Утром Шарль бежал вместе со взводом карантина. Так, как возможности полноценного отбора были ограничены, на службу призвали всех, кого было можно: офицерских сынков, пацанов из слободы и даже двух-трех случайных «солдат удачи», прибившихся к городку.

«Пастухом» при карантине был Горомыко, гонял бойцов нещадно так что Андрей Норвегов даже жаловался отцу, командир лишь посмеялся.

– Ныть всякий горазд, а вот сержанта обставить – кишка тонка.

У вояк из карантина было то преимущества, что службу тянули они уже недели три, и поэтому успели привыкнуть к заутрени – «трешке» по пересеченной местности с забеганием в спортивный городок. Посол держался молодцом, но все-таки бежал в конце. Зато в спортивном городке он подтягивался и отжимался за троих – руки, с детства привычные махать мечом хозяину служили исправно. Резник в конце даже похвалил:

– Молоток, Шарль! Если разрешат тебе автомат повесить – отличный солдат получится.

Эта похвала, сделанная панибратски и без соблюдения приличий согрела сердце посла.

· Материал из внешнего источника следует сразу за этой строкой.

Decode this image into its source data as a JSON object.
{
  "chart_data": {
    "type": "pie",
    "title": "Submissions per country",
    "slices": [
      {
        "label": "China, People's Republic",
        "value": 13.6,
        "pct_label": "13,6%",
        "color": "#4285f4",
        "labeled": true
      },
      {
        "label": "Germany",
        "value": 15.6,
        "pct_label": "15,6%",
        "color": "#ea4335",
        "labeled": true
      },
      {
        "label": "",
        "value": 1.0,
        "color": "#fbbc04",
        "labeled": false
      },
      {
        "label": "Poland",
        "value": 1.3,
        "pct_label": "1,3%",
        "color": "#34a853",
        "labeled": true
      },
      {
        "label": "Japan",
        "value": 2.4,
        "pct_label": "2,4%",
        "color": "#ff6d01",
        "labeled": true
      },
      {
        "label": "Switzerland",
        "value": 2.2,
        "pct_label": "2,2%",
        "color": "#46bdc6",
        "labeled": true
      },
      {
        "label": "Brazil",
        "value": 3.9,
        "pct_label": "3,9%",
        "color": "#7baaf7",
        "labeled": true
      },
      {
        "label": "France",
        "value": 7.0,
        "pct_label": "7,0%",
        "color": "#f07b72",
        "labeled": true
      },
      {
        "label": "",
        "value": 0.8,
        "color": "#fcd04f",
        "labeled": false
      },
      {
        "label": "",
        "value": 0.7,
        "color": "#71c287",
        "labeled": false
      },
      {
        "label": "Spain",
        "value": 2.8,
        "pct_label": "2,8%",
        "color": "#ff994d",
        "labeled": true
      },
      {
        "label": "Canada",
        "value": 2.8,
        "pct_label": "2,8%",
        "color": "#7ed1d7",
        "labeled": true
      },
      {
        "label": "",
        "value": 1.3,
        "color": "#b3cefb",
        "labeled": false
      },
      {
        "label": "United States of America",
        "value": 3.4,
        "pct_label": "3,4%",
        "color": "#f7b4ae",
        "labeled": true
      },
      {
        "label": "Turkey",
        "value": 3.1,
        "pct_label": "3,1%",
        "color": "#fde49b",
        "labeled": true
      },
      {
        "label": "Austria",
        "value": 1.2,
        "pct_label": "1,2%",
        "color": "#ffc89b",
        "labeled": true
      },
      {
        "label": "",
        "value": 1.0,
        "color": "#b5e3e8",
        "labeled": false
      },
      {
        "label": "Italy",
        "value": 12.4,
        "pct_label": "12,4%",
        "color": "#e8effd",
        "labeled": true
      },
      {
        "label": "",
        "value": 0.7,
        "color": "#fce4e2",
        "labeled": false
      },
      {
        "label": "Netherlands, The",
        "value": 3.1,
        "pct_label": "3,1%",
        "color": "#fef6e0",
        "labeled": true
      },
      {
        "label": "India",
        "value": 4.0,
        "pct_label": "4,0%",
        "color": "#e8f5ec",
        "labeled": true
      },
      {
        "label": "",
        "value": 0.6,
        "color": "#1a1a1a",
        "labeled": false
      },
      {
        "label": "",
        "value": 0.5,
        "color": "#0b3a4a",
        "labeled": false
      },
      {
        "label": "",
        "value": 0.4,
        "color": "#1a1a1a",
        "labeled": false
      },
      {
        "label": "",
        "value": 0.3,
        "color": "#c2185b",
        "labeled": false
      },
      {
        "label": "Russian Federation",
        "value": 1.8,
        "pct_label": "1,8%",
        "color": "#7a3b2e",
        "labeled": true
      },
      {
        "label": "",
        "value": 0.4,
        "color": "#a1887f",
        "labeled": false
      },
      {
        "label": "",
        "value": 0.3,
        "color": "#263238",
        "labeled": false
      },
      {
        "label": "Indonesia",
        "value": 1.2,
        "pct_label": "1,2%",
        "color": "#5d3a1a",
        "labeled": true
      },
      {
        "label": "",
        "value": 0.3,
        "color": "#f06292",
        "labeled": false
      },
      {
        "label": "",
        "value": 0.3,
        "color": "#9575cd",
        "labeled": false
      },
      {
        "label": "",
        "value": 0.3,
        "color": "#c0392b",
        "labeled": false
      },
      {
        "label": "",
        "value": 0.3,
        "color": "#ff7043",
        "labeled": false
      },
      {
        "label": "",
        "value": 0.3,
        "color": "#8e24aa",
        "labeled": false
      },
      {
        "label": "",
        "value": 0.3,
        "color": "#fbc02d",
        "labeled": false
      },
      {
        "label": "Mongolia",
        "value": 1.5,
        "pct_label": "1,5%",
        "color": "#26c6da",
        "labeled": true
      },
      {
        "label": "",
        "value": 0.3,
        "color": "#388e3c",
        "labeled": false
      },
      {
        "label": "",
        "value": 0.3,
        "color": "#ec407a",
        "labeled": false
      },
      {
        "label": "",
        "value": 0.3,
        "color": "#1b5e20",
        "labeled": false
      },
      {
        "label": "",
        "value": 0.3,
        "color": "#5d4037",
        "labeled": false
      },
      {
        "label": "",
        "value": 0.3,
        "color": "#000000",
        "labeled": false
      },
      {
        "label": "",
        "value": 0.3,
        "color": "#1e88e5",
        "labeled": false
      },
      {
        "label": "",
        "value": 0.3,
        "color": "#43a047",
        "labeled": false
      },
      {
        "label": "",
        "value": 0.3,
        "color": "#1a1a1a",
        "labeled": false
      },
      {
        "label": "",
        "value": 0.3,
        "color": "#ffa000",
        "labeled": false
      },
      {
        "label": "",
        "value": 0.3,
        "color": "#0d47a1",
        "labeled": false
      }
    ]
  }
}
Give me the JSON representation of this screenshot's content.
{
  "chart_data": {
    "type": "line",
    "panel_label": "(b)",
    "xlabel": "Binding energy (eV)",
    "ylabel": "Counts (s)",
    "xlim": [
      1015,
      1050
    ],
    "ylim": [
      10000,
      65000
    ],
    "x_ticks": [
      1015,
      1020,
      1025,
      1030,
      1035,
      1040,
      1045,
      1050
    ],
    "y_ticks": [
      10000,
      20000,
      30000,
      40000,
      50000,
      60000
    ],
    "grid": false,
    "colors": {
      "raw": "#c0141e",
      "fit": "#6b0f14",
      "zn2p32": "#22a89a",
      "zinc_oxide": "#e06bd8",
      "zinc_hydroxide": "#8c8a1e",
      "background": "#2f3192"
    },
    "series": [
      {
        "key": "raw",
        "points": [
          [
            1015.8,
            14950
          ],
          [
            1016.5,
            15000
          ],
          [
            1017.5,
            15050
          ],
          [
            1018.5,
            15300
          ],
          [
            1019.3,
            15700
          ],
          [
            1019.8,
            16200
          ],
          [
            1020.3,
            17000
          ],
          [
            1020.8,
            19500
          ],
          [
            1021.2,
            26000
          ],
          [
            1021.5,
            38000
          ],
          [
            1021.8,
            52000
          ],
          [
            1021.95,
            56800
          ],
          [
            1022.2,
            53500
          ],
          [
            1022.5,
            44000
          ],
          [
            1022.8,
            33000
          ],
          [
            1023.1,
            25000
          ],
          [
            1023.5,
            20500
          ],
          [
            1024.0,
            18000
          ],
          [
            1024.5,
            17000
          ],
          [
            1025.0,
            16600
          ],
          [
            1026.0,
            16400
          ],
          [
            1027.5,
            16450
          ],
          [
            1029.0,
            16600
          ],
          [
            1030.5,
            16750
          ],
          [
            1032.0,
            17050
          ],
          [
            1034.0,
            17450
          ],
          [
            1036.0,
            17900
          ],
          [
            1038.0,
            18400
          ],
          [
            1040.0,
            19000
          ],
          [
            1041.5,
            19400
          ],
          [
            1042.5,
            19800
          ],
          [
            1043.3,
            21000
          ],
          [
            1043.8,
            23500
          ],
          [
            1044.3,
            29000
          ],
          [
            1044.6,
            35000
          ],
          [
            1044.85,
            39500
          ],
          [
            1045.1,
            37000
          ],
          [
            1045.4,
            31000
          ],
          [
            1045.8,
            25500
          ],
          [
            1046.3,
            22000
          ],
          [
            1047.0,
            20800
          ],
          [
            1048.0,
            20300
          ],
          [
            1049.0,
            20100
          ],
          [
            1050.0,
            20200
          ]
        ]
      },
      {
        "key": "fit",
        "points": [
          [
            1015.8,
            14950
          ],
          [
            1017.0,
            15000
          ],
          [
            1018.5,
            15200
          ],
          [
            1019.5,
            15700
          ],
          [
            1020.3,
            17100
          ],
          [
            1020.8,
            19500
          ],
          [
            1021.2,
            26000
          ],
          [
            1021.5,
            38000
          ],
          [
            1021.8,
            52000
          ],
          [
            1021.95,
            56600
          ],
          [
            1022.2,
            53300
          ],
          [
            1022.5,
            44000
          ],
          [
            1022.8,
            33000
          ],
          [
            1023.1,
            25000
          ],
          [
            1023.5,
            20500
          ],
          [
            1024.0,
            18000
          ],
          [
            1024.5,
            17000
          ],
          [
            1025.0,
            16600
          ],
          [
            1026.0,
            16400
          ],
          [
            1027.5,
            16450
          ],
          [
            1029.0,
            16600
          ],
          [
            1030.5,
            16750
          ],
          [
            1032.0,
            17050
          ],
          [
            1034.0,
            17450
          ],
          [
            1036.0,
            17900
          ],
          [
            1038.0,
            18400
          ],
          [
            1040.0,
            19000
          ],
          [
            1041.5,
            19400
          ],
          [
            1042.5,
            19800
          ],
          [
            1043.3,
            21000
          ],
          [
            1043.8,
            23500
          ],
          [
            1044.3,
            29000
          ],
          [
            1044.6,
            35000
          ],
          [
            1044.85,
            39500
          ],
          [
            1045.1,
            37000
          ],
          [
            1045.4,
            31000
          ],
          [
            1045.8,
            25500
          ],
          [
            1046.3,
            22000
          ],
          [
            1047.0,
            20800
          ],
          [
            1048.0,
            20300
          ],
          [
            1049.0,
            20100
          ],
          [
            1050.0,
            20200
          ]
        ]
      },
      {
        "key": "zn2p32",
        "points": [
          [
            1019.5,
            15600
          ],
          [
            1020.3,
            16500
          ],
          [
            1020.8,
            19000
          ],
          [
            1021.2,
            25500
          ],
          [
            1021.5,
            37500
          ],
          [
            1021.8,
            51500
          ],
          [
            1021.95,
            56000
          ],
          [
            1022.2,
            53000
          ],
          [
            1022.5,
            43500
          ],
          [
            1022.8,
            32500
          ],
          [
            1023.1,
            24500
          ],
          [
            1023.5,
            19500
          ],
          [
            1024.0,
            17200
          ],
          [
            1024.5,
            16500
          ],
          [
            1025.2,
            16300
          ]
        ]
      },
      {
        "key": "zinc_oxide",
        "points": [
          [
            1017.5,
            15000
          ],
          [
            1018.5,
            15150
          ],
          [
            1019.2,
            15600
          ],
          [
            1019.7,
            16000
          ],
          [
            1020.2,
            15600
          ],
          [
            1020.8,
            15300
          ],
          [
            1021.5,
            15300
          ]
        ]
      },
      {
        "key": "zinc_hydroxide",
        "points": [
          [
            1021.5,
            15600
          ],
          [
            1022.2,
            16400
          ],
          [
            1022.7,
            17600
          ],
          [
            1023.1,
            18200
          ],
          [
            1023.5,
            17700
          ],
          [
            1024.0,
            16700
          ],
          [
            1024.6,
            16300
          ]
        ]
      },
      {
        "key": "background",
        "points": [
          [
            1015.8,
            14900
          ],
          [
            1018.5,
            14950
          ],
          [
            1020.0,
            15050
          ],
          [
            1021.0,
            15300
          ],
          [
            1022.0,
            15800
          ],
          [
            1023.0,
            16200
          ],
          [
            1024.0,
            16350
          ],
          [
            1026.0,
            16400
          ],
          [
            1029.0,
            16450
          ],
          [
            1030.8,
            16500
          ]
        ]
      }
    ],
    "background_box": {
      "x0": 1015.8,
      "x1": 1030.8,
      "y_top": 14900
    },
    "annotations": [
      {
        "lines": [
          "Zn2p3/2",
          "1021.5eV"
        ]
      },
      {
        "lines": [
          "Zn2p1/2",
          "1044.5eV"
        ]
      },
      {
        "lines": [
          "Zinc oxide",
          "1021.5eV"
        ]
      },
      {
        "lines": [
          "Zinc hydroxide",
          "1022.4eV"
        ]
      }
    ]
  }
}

Он был реалистом и понимал, что слова от чистого сердца не упаковываются в благозвучные формы. Он был по настоящему счастлив.

После обеда Шарль зашел в штаб и шокировал командира своей просьбой. Норвегов и присутствующий при сем начальник штаба ошалело переглянулись, затем Константин Константиныч напомнил послу:

– Имейте в виду: служба в нашем войске не оплачивается, три года призвавшиеся проводят на казарменном положении, вам придется забыть о том, что вы граф и научиться подчиняться. Вас это не останавливает?

– Наоборот, господин полковник. Мое желание поучиться вашему воинскому искусству только усилилось! – твердо отвечал Лавинье.

– А ваш король? – сделал последнюю попытку начальник штаба, – он как отнесется к тому, что вы поступите на службу другого государства?

– О, сир! Я уверен, что король меня поймет.

– Ладно! – сдался Норвегов, – сдавайте дела барону де Ла Мош и вечером жду вас в казарме. Инструктаж проведу лично. Как у вас с рыцарской честью?

– В смысле? – удивился посол.

– Готовы присягнуть мне на верность?

– Только не против сюзерена, – не колеблясь ответил Лавинье.

– Идет, – пожал ему руку Норвегов, – в тексте присяги сделаем исключение. Ступайте, прощайтесь с гражданкой.

– С какой гражданкой, – удивленно озираясь по сторонам, выдавил Шарль. Семиверстов хмыкнул в кулак.

– С цивильной жизнью, – исправил свою ошибку командир. Лавинье поклонился и ушел.

Начальник штаба загадочно посмотрел на Константина Константиновича. Тот возвел очи горе:

– Да знаю я! У нас не иностранный легион, но! Если уж хочется человеку – пусть послужит.

– А где гарантия, что он не подослан тем же самым Людовиком с целью подглядывания и подслушивания?

– А также поднюхивания и подщупывания! – весело отозвался Норвегов, – а на кой черт мы держим особиста? Пускай занимается! Где он там, кстати? В запой не ушел после ухода жены?

Начальник штаба покачал отрицательно замахал руками.

– Какие запои? Взрослый мужик, сына воспитывает, некогда ему ерундой заниматься.

– Вот и поручим ему держать француза, пока хватку не потерял.

Когда майор Худавый узнал о задаче, которую возложило командование на его плечи, то страшно разволновался. Мужик он был простой, немного от сохи, немного себе на уме. Посудачив за чисткой картошки сам с собой, было решено пойти по пути наиболее передовых разведок – подложить французу в кровать бабу.

Решить одно дело; выполнить это решение мешало отсутствие молодых агентов женского пола, а также отсутствие на иноземной харе какой-либо тяги к прекрасному полу. Приходилось разрабатывать хитроумный план, а вот тут-то и начались сбои. Дело в том, что особист по самой своей природе был неспособен делать какие-либо подлости. И, хотя работа у него была такая, на которой без подлян не обойтись, шел он на такие дела скрипя зубами.